Tenant Summary Petitions Based on Unlawful Rent Increase

Where a tenant contends that a notice of rent increase is unlawful on its face, a tenant may file a Tenant Summary Petition. A Summary Petition must be accompanied by a copy of the landlord's notice of rent increase, a statement as to why the tenant believes the rent increase should not be allowed, and any supporting documentation. Any prior Rent Board decision affecting the tenant's rent should also be included.

The Summary Petition process does not usually require a hearing. Upon receipt of a Summary Petition, a staff person will contact the landlord if the increase is unlawful. In most cases, the landlord then gives the tenant a new notice of rent increase for the proper amount. The effective date in the new notice will set a new "anniversary date" for the tenant, and the tenant cannot be given another annual increase until one year from that date.

In contested cases or where the rent increase is not clearly unlawful, the Rent Board may schedule the Summary Petition for an evidentiary hearing.

Reports of Alleged Wrongful Eviction

If a tenant believes an eviction or attempted eviction is in violation of the Rent Ordinance, the tenant may file a Report of Alleged Wrongful Eviction on a form available from the Rent Board. The Board will then send a notice to the landlord acknowledging receipt of the tenant's report and summarizing the rights and responsibilities of the landlord and tenant regarding the eviction. The Board will also request a written response from the landlord to the tenant's allegation of wrongful eviction.

It should be noted that the filing of a Report of Alleged Wrongful Eviction with the Rent Board does NOT prevent the landlord from pursuing an eviction through the courts. Tenants are strongly advised to obtain legal counsel.

The Rent Board staff will investigate a Report of Alleged Wrongful Eviction to determine if there is evidence of any of the following:

  • whether the landlord is evicting more than one tenant at approximately the same time;
  • whether the eviction is in retaliation for a dispute arising from a tenant's exercise of his or her rights under the Rent Ordinance;
  • whether a dispute over the proper interpretation of the Rent Ordinance is involved;
  • whether the eviction was effected by fraud or in bad faith; or
  • whether a policy issue of city-wide importance is raised.

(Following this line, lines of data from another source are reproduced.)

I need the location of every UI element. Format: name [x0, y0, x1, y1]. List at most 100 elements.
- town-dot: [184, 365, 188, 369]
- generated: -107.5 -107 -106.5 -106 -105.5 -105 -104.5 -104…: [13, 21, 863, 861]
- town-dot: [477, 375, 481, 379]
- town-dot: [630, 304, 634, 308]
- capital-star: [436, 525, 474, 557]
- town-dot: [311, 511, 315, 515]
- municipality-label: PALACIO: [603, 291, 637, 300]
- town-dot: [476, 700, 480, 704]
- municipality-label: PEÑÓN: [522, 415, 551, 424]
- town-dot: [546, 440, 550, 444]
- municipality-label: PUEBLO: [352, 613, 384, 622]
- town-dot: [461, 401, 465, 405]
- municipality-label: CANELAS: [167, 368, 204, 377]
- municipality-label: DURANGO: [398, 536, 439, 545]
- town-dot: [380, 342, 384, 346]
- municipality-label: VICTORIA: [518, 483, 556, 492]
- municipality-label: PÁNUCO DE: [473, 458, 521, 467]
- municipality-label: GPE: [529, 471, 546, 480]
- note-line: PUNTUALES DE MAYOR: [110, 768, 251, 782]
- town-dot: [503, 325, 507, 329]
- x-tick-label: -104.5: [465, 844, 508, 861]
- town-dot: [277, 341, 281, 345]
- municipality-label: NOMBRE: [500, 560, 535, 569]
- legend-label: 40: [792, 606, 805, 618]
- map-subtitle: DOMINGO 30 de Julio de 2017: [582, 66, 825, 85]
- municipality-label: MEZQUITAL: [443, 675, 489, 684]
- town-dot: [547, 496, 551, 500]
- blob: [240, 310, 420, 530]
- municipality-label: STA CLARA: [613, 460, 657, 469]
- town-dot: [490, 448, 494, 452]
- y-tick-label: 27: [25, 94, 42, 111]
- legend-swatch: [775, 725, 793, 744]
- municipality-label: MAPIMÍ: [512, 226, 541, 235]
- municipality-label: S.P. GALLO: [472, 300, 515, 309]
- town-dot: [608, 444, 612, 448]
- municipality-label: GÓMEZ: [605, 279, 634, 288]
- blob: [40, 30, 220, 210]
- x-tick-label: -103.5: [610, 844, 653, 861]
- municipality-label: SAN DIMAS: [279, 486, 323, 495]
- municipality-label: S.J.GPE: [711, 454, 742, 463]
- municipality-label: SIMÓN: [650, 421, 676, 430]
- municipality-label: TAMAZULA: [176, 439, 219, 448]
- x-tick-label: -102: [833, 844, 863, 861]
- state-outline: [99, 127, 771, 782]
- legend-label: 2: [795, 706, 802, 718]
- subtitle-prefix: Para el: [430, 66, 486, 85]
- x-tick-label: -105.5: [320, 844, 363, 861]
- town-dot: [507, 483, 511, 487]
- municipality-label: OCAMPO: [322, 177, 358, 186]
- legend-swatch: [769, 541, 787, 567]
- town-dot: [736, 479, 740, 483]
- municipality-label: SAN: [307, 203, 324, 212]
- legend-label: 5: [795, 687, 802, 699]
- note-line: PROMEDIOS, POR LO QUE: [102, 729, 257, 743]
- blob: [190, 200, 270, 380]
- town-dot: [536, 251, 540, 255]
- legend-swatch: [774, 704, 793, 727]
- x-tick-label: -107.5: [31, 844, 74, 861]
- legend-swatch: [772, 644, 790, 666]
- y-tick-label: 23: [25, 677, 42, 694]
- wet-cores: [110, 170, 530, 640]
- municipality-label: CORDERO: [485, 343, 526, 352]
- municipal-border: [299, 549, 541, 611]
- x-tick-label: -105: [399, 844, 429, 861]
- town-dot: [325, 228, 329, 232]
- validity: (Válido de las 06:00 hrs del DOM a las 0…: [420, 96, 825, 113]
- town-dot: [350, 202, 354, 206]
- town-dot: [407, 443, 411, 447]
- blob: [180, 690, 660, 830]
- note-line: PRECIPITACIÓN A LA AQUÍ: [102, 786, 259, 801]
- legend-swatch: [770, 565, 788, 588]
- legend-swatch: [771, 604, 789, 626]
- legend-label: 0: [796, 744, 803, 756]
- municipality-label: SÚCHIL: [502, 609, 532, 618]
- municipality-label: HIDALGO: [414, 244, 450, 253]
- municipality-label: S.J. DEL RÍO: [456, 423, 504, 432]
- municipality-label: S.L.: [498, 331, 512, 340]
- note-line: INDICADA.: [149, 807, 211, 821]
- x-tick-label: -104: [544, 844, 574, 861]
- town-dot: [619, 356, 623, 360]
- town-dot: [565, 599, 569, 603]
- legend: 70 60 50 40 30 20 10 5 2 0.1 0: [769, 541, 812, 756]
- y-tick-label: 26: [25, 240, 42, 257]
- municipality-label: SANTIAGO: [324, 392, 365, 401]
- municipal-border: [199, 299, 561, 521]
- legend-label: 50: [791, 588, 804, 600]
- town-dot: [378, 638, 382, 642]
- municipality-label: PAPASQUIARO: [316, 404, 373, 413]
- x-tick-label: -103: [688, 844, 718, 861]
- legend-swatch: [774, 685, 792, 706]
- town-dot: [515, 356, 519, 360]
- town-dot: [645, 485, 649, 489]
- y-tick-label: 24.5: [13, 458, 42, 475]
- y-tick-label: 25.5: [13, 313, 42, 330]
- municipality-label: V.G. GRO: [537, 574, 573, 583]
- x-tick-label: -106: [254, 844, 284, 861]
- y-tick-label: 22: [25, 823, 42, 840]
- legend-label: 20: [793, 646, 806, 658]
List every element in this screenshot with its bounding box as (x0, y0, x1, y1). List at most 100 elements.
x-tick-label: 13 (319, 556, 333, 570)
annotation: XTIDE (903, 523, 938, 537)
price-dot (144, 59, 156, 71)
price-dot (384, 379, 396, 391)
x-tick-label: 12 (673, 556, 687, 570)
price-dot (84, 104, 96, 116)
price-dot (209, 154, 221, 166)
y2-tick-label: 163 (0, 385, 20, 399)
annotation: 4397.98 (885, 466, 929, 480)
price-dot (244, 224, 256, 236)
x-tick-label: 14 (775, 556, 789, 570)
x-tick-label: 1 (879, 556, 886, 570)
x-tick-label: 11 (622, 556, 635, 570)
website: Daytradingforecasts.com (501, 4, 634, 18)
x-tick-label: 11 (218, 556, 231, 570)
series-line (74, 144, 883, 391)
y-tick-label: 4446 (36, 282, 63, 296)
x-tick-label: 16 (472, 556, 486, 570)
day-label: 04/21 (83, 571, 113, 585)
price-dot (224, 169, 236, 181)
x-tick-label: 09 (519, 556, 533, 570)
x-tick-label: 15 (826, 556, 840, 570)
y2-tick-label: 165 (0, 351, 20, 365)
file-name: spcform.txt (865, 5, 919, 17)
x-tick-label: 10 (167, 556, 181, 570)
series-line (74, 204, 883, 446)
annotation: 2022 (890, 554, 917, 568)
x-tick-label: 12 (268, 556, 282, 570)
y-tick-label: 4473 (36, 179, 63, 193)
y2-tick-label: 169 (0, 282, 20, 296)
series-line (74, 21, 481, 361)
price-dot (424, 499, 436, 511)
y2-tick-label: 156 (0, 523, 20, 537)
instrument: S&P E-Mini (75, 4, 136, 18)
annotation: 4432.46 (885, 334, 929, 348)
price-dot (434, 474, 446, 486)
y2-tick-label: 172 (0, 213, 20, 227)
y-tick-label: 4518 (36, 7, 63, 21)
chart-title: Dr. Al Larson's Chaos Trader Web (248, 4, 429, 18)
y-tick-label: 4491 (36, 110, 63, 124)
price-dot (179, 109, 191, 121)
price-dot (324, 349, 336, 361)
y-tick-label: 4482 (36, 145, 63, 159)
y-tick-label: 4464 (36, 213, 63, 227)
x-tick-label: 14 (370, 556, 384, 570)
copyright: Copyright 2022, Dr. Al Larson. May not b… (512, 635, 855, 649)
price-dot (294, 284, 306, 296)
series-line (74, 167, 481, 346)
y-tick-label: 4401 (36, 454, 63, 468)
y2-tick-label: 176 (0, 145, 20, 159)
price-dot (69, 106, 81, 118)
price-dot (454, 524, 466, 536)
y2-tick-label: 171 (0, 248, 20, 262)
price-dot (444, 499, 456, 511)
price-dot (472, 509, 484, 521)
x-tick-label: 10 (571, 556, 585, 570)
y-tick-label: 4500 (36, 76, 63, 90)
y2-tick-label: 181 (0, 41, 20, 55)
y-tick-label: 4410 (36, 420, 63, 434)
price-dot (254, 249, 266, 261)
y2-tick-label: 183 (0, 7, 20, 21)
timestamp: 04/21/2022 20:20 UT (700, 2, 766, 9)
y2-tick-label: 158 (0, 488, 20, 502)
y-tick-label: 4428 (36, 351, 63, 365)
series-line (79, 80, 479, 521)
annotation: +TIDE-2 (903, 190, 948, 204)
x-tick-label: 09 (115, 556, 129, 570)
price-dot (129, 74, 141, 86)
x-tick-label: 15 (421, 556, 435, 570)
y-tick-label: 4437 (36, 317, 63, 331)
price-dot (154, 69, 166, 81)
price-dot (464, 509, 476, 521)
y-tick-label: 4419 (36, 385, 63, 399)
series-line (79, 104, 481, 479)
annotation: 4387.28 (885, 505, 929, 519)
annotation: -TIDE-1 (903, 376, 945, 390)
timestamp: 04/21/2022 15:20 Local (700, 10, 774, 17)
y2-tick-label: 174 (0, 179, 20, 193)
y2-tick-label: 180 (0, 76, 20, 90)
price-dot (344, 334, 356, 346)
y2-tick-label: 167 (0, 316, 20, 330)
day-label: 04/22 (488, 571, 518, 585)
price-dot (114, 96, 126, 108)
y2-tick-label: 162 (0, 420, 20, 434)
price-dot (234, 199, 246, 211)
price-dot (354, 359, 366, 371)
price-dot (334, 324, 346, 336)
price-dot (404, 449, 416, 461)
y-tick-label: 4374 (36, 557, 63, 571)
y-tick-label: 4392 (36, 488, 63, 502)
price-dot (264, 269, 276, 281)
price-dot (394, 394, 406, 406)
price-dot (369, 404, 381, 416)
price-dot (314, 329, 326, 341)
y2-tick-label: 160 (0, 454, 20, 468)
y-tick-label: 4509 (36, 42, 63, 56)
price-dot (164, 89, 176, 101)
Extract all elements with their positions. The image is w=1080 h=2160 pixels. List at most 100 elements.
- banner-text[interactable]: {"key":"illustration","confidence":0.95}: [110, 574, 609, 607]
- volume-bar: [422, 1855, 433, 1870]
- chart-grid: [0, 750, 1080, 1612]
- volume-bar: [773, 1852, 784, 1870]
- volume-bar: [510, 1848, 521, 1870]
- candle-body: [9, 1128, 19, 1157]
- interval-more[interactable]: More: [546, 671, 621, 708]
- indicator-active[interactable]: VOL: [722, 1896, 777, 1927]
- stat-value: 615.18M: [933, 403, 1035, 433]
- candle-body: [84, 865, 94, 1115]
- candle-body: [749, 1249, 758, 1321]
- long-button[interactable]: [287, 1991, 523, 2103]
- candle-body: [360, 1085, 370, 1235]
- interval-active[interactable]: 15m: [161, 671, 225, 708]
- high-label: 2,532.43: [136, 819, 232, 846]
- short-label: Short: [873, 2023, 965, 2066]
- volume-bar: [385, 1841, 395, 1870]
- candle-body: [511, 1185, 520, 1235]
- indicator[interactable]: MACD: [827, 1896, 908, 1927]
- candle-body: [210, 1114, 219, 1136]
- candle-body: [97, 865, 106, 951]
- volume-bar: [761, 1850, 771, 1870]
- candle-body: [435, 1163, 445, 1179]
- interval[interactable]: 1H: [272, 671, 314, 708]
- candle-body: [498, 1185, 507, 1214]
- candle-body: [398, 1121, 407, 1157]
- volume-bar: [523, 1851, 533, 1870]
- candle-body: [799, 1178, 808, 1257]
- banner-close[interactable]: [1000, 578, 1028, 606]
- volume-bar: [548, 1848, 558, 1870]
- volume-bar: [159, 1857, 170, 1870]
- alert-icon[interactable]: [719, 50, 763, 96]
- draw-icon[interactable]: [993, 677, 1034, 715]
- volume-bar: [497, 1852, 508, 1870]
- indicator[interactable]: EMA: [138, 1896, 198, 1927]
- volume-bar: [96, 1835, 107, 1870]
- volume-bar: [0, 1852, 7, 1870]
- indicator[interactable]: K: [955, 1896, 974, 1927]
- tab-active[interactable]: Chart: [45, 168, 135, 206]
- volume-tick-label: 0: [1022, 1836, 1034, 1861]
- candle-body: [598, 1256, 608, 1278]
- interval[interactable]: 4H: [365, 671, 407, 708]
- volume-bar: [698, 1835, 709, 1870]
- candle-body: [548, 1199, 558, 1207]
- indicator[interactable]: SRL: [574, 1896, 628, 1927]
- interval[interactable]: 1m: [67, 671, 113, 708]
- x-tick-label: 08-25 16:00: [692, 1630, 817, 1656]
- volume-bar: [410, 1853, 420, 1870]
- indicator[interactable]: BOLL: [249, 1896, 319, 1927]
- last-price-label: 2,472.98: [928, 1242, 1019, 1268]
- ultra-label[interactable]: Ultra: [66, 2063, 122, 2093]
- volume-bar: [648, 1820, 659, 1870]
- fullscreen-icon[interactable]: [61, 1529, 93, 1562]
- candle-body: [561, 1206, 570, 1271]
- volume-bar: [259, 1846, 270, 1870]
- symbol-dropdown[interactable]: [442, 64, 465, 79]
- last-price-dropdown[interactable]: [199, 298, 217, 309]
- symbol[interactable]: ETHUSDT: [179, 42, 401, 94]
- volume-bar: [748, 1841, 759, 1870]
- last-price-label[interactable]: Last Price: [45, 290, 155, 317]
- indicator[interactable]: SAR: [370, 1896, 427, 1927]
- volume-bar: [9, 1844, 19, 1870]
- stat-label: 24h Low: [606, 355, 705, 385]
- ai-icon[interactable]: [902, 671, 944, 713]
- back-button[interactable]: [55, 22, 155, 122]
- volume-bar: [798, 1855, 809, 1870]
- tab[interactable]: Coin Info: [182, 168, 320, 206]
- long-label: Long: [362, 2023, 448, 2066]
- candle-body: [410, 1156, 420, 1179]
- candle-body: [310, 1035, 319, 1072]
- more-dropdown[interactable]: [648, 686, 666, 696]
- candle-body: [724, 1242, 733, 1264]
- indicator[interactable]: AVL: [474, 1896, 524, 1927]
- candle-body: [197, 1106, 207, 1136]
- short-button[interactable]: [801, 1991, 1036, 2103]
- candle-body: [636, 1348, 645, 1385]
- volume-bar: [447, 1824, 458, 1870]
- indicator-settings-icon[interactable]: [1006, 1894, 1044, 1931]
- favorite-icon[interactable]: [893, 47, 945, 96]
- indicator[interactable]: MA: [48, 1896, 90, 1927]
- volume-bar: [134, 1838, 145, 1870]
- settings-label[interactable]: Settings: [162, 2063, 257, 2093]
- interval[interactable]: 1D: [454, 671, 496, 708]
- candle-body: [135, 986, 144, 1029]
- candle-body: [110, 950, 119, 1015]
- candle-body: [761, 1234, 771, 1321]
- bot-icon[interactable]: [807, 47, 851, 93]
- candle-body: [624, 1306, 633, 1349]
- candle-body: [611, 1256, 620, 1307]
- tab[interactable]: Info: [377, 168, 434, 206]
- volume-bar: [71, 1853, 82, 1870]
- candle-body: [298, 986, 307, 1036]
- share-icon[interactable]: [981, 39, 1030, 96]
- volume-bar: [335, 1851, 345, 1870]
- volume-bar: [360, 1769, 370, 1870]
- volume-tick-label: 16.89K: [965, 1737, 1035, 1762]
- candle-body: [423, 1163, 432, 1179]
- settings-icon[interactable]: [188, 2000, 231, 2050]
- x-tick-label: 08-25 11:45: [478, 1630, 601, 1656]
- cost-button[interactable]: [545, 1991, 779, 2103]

If any of these criteria are met and there is evidence of an unlawful eviction, the matter may be scheduled for an investigatory hearing before an Administrative Law Judge. After the hearing, the Administrative Law Judge will prepare a summary of the evidence for the consideration of the Rent Board Commissioners. The Commissioners may decide to hold additional hearings, to commence legal action against the landlord, to make a referral to the District Attorney for criminal prosecution, or to take no further action. If no evidence of an unlawful eviction is found after the investigation of a Report of Alleged Wrongful Eviction, the tenant will be so informed and the case will be closed.